- Not to be confused with Historical revisionism
Revisionism is a fundamental alteration of a theory, essentially usurping (though taking elements of) the former theory and replacing it with a new one. While the attributes of a theory are subject to change in accordance to changing historic circumstances, changing the fundamental basis of that theory is to nullify it in place of a new one.
Revisionist theory, politics and praxis are only so when examined through the lens of dialectical materialism and found incorrect in one of two ways: either contradicting past successes, such as the vanguard party, which was proven successful with the Bolsheviks, Communist Party of Vietnam, and the Communist Party of China, or by pushing errors with a history of failure and incoherence. The Narodniks were unable to cohesively grasp that the feudal landlord and peasant ends with the capital production of agriculture.

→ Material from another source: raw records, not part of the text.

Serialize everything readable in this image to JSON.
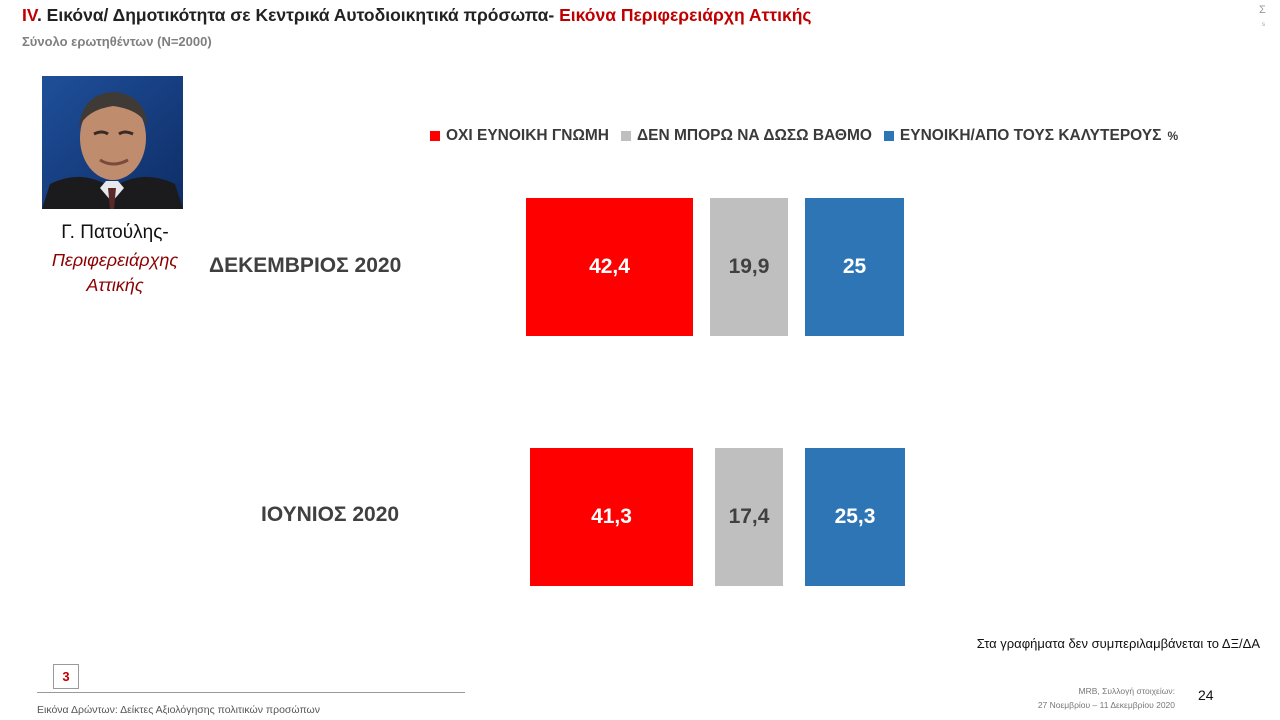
{
  "header": {
    "roman": "IV",
    "title_main": ". Εικόνα/ Δημοτικότητα σε Κεντρικά Αυτοδιοικητικά πρόσωπα- ",
    "title_accent": "Εικόνα Περιφερειάρχη Αττικής",
    "subtitle": "Σύνολο ερωτηθέντων (N=2000)",
    "corner_mark": "Σ",
    "corner_sub": "s"
  },
  "person": {
    "name": "Γ. Πατούλης-",
    "role_line1": "Περιφερειάρχης",
    "role_line2": "Αττικής"
  },
  "chart_data": {
    "type": "bar",
    "unit": "%",
    "categories": [
      "ΔΕΚΕΜΒΡΙΟΣ 2020",
      "ΙΟΥΝΙΟΣ 2020"
    ],
    "series": [
      {
        "name": "ΟΧΙ ΕΥΝΟΙΚΗ ΓΝΩΜΗ",
        "color": "#ff0000",
        "label_color": "#ffffff",
        "values": [
          42.4,
          41.3
        ],
        "labels": [
          "42,4",
          "41,3"
        ]
      },
      {
        "name": "ΔΕΝ ΜΠΟΡΩ ΝΑ ΔΩΣΩ ΒΑΘΜΟ",
        "color": "#bfbfbf",
        "label_color": "#404040",
        "values": [
          19.9,
          17.4
        ],
        "labels": [
          "19,9",
          "17,4"
        ]
      },
      {
        "name": "ΕΥΝΟΙΚΗ/ΑΠΟ ΤΟΥΣ ΚΑΛΥΤΕΡΟΥΣ",
        "color": "#2e75b6",
        "label_color": "#ffffff",
        "values": [
          25,
          25.3
        ],
        "labels": [
          "25",
          "25,3"
        ]
      }
    ],
    "legend_position": "top"
  },
  "footer": {
    "note": "Στα γραφήματα δεν συμπεριλαμβάνεται το ΔΞ/ΔΑ",
    "section_number": "3",
    "left_text": "Εικόνα Δρώντων: Δείκτες Αξιολόγησης πολιτικών προσώπων",
    "source_line1": "MRB, Συλλογή στοιχείων:",
    "source_line2": "27 Νοεμβρίου –  11 Δεκεμβρίου 2020",
    "page_number": "24"
  }
}
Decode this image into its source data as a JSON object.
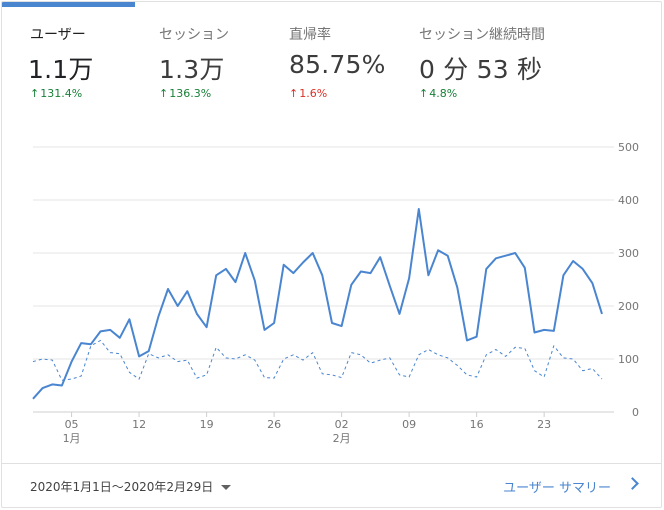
{
  "metrics": [
    {
      "label": "ユーザー",
      "value": "1.1万",
      "change": "131.4%",
      "direction": "up",
      "active": true
    },
    {
      "label": "セッション",
      "value": "1.3万",
      "change": "136.3%",
      "direction": "up",
      "active": false
    },
    {
      "label": "直帰率",
      "value": "85.75%",
      "change": "1.6%",
      "direction": "down",
      "active": false
    },
    {
      "label": "セッション継続時間",
      "value": "0 分 53 秒",
      "change": "4.8%",
      "direction": "up",
      "active": false
    }
  ],
  "footer": {
    "date_range": "2020年1月1日～2020年2月29日",
    "summary_link": "ユーザー サマリー"
  },
  "colors": {
    "accent": "#4a85d0",
    "up": "#188038",
    "down": "#d93025"
  },
  "chart_data": {
    "type": "line",
    "ylim": [
      0,
      500
    ],
    "y_ticks": [
      "500",
      "400",
      "300",
      "200",
      "100",
      "0"
    ],
    "grid": true,
    "x_ticks": [
      {
        "day": 5,
        "label": "05",
        "sublabel": "1月"
      },
      {
        "day": 12,
        "label": "12",
        "sublabel": ""
      },
      {
        "day": 19,
        "label": "19",
        "sublabel": ""
      },
      {
        "day": 26,
        "label": "26",
        "sublabel": ""
      },
      {
        "day": 33,
        "label": "02",
        "sublabel": "2月"
      },
      {
        "day": 40,
        "label": "09",
        "sublabel": ""
      },
      {
        "day": 47,
        "label": "16",
        "sublabel": ""
      },
      {
        "day": 54,
        "label": "23",
        "sublabel": ""
      }
    ],
    "series": [
      {
        "style": "solid",
        "values": [
          25,
          45,
          52,
          50,
          95,
          130,
          128,
          152,
          155,
          140,
          175,
          105,
          115,
          180,
          232,
          200,
          228,
          185,
          160,
          258,
          270,
          245,
          300,
          248,
          155,
          168,
          278,
          262,
          282,
          300,
          258,
          168,
          162,
          240,
          265,
          262,
          292,
          238,
          185,
          252,
          383,
          258,
          305,
          295,
          235,
          135,
          142,
          270,
          290,
          295,
          300,
          272,
          150,
          155,
          153,
          258,
          285,
          270,
          243,
          185
        ]
      },
      {
        "style": "dashed",
        "values": [
          95,
          100,
          98,
          60,
          62,
          68,
          125,
          135,
          112,
          110,
          75,
          62,
          110,
          102,
          108,
          95,
          98,
          64,
          70,
          122,
          102,
          100,
          108,
          98,
          65,
          64,
          100,
          108,
          98,
          112,
          72,
          70,
          65,
          112,
          108,
          92,
          98,
          102,
          70,
          66,
          108,
          118,
          108,
          102,
          88,
          70,
          66,
          108,
          118,
          105,
          122,
          120,
          78,
          66,
          125,
          102,
          100,
          78,
          82,
          62
        ]
      }
    ]
  }
}
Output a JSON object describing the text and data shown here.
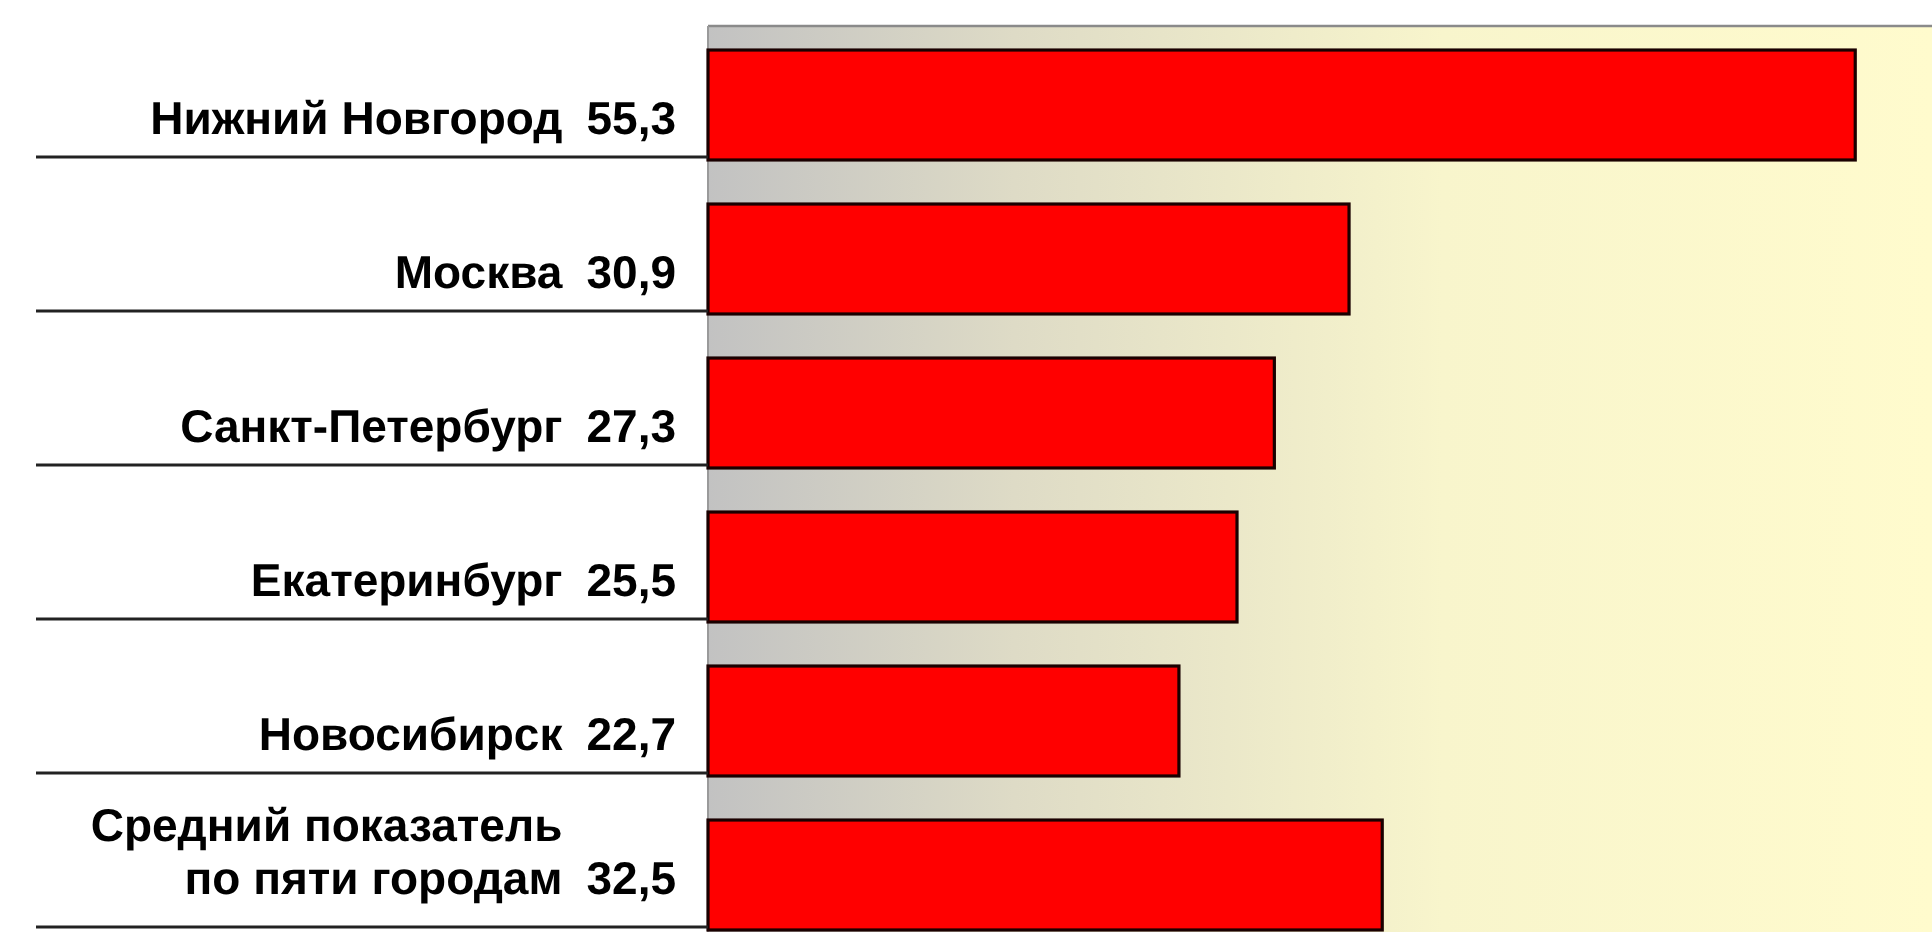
{
  "chart_data": {
    "type": "bar",
    "orientation": "horizontal",
    "categories": [
      "Нижний Новгород",
      "Москва",
      "Санкт-Петербург",
      "Екатеринбург",
      "Новосибирск",
      "Средний показатель по пяти городам"
    ],
    "values": [
      55.3,
      30.9,
      27.3,
      25.5,
      22.7,
      32.5
    ],
    "value_labels": [
      "55,3",
      "30,9",
      "27,3",
      "25,5",
      "22,7",
      "32,5"
    ],
    "color": "#ff0000",
    "xlim": [
      0,
      59
    ]
  }
}
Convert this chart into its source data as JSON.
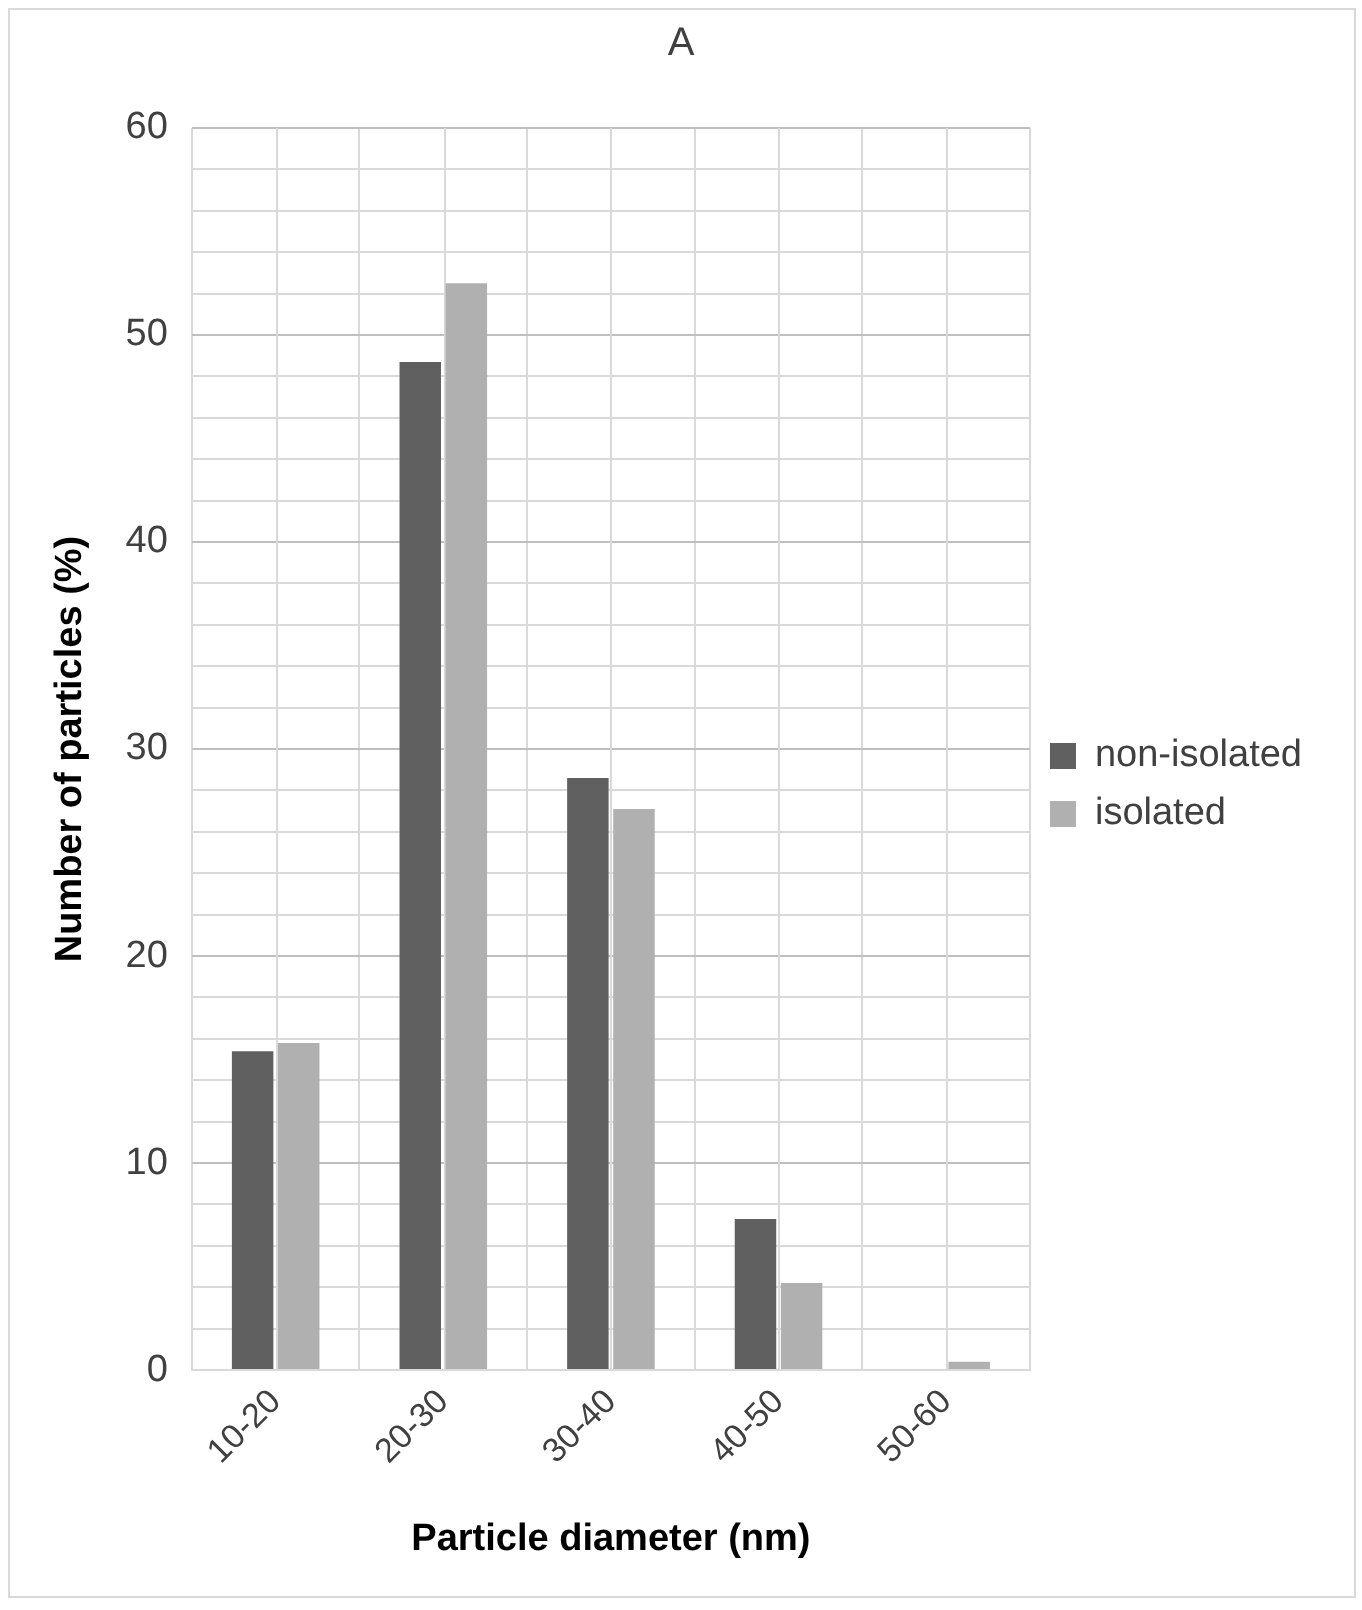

Eduard Berstein, infamously noted in Lenin's "What is to be done", was a leading theoretician of the German Social Democratic Party who originated the revisionist theory of evolutionary socialism. He rejected Marxist concepts of class struggle and world revolution, liquidating Marxism and removing its revolutionary elements to focus entirely on reformism.
Left & Right Deviation
Trotskyism and Maoism are often described within Marxism Leninism circles as left deviations that do not engage in sufficient criticism and self-criticism and thus fall off the path of scientific socialism. In parallel, reformism is a right deviation that cedes one of the fundamental aims of Marxism: the abolition of and replacement by proletarian structures regarding the bourgeois control over the means of production.